Bass control is an outstanding point for the Job. Tight grip with just the right amount of "wetness" , bloom with great articulation. The bass has good rhythm and you could listen to this amp for hours on end just for this.
In the midrange, the Job presents the human voice with a warm and smooth tone. There is a slightly laidback feel to this, which suits slow and sultry pieces.
On the top end, the Job struck a fine balance between sparkle and warmth. I find some amplifiers too etched and dry in that regard, while others too dark and shut-in.
Resolving power is quite good, and aided by its low noise floor, fine detail is easily discernible, even at low listening levels.
I also tried the Job with my KEF LS50 and Thiel CS 2.7. The KEFs in particular were a good match. Although the Thiels sounded fine, I found the Job to be not as effortless as compared to my 500 watt per channel Virtue Audio ICEBlock M5001 amplifiers. I would stick with easier loads with the Job.

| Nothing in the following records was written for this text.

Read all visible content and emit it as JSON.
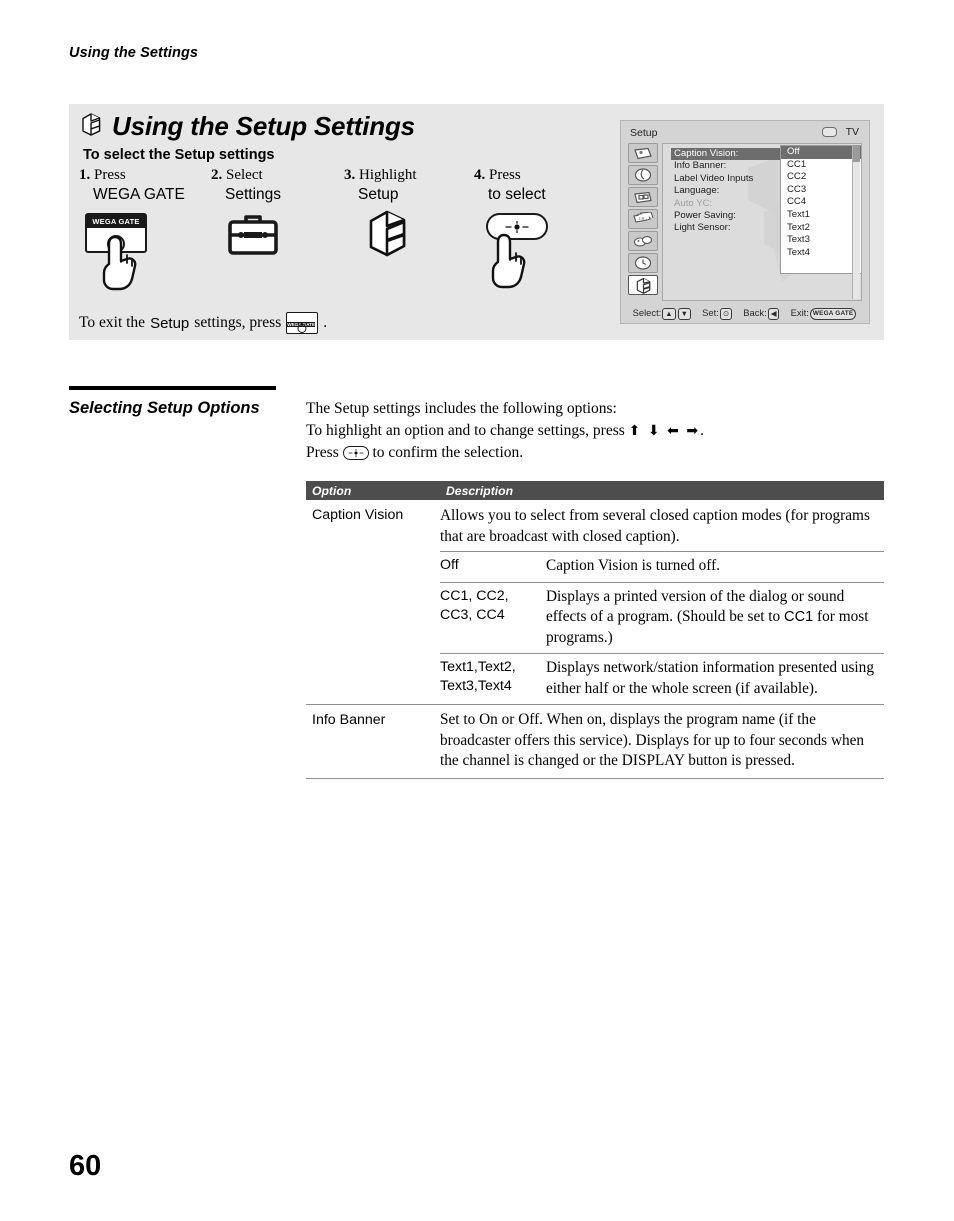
{
  "running_head": "Using the Settings",
  "hero": {
    "title": "Using the Setup Settings",
    "subtitle": "To select the Setup settings",
    "icon": "setup-cube-icon",
    "steps": [
      {
        "num": "1.",
        "verb": "Press",
        "target": "WEGA GATE",
        "art": "wega-gate-button-with-finger"
      },
      {
        "num": "2.",
        "verb": "Select",
        "target": "Settings",
        "art": "toolbox-icon"
      },
      {
        "num": "3.",
        "verb": "Highlight",
        "target": "Setup",
        "art": "setup-cube-icon"
      },
      {
        "num": "4.",
        "verb": "Press",
        "target": "to select",
        "art": "center-button-with-finger"
      }
    ],
    "exit_note": {
      "before": "To exit the ",
      "emphasis": "Setup",
      "after": " settings, press ",
      "button_label": "WEGA GATE",
      "end": "."
    }
  },
  "osd": {
    "title": "Setup",
    "source_label": "TV",
    "sidebar_icons": [
      "picture-icon",
      "audio-icon",
      "screen-icon",
      "channel-icon",
      "parental-icon",
      "timer-icon",
      "setup-icon"
    ],
    "active_icon_index": 6,
    "menu_items": [
      {
        "label": "Caption Vision:",
        "state": "selected"
      },
      {
        "label": "Info Banner:",
        "state": "normal"
      },
      {
        "label": "Label Video Inputs",
        "state": "normal"
      },
      {
        "label": "Language:",
        "state": "normal"
      },
      {
        "label": "Auto YC:",
        "state": "dimmed"
      },
      {
        "label": "Power Saving:",
        "state": "normal"
      },
      {
        "label": "Light Sensor:",
        "state": "normal"
      }
    ],
    "values": [
      {
        "label": "Off",
        "state": "selected"
      },
      {
        "label": "CC1",
        "state": "normal"
      },
      {
        "label": "CC2",
        "state": "normal"
      },
      {
        "label": "CC3",
        "state": "normal"
      },
      {
        "label": "CC4",
        "state": "normal"
      },
      {
        "label": "Text1",
        "state": "normal"
      },
      {
        "label": "Text2",
        "state": "normal"
      },
      {
        "label": "Text3",
        "state": "normal"
      },
      {
        "label": "Text4",
        "state": "normal"
      }
    ],
    "footer": {
      "select_label": "Select:",
      "set_label": "Set:",
      "back_label": "Back:",
      "exit_label": "Exit:",
      "exit_key": "WEGA GATE"
    }
  },
  "section": {
    "heading": "Selecting Setup Options",
    "intro_line1": "The Setup settings includes the following options:",
    "intro_line2_a": "To highlight an option and to change settings, press ",
    "intro_line2_arrows": "⬆ ⬇ ⬅ ➡",
    "intro_line2_b": ".",
    "intro_line3_a": "Press ",
    "intro_line3_b": " to confirm the selection."
  },
  "table": {
    "headers": {
      "option": "Option",
      "description": "Description"
    },
    "rows": [
      {
        "option": "Caption Vision",
        "description": "Allows you to select from several closed caption modes (for programs that are broadcast with closed caption).",
        "sub_rows": [
          {
            "option": "Off",
            "description": "Caption Vision is turned off."
          },
          {
            "option": "CC1, CC2, CC3, CC4",
            "description_1": "Displays a printed version of the dialog or sound effects of a program. (Should be set to ",
            "description_em": "CC1",
            "description_2": " for most programs.)"
          },
          {
            "option": "Text1,Text2, Text3,Text4",
            "description": "Displays network/station information presented using either half or the whole screen (if available)."
          }
        ]
      },
      {
        "option": "Info Banner",
        "description_1": "Set to ",
        "description_em1": "On",
        "description_2": " or ",
        "description_em2": "Off",
        "description_3": ". When on, displays the program name (if the broadcaster offers this service). Displays for up to four seconds when the channel is changed or the ",
        "description_em3": "DISPLAY",
        "description_4": " button is pressed."
      }
    ]
  },
  "page_number": "60",
  "colors": {
    "panel_bg": "#e7e7e7",
    "table_header_bg": "#4d4d4d",
    "osd_bg": "#d4d4d4",
    "osd_highlight": "#6d6d6d"
  }
}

Well after I wrote most of this review, I continued to try the Job with other aftermarket powercords including the Crystalpower Ultra Reference and the Siltech SPX-800. The Job is actually very sensitive to power cords. Both the Crystal and Siltech elevated the Job to very serious equipment territory, with a wide open soundstage and clear tone. I do not expect a typical user to use power cords of that level, but it was an interest experience nonetheless.
The Job 225 may be likely overlooked by some audiophiles on the basis of its affordable price tag. This is a pity - the Job 225 is serious design that quite simply sounds better than any other amplifier I have heard in the price range.
Paired with the KEF LS50 and the B.M.C. PureDAC, you end up with a very serious setup that is affordable yet capable of very high performance.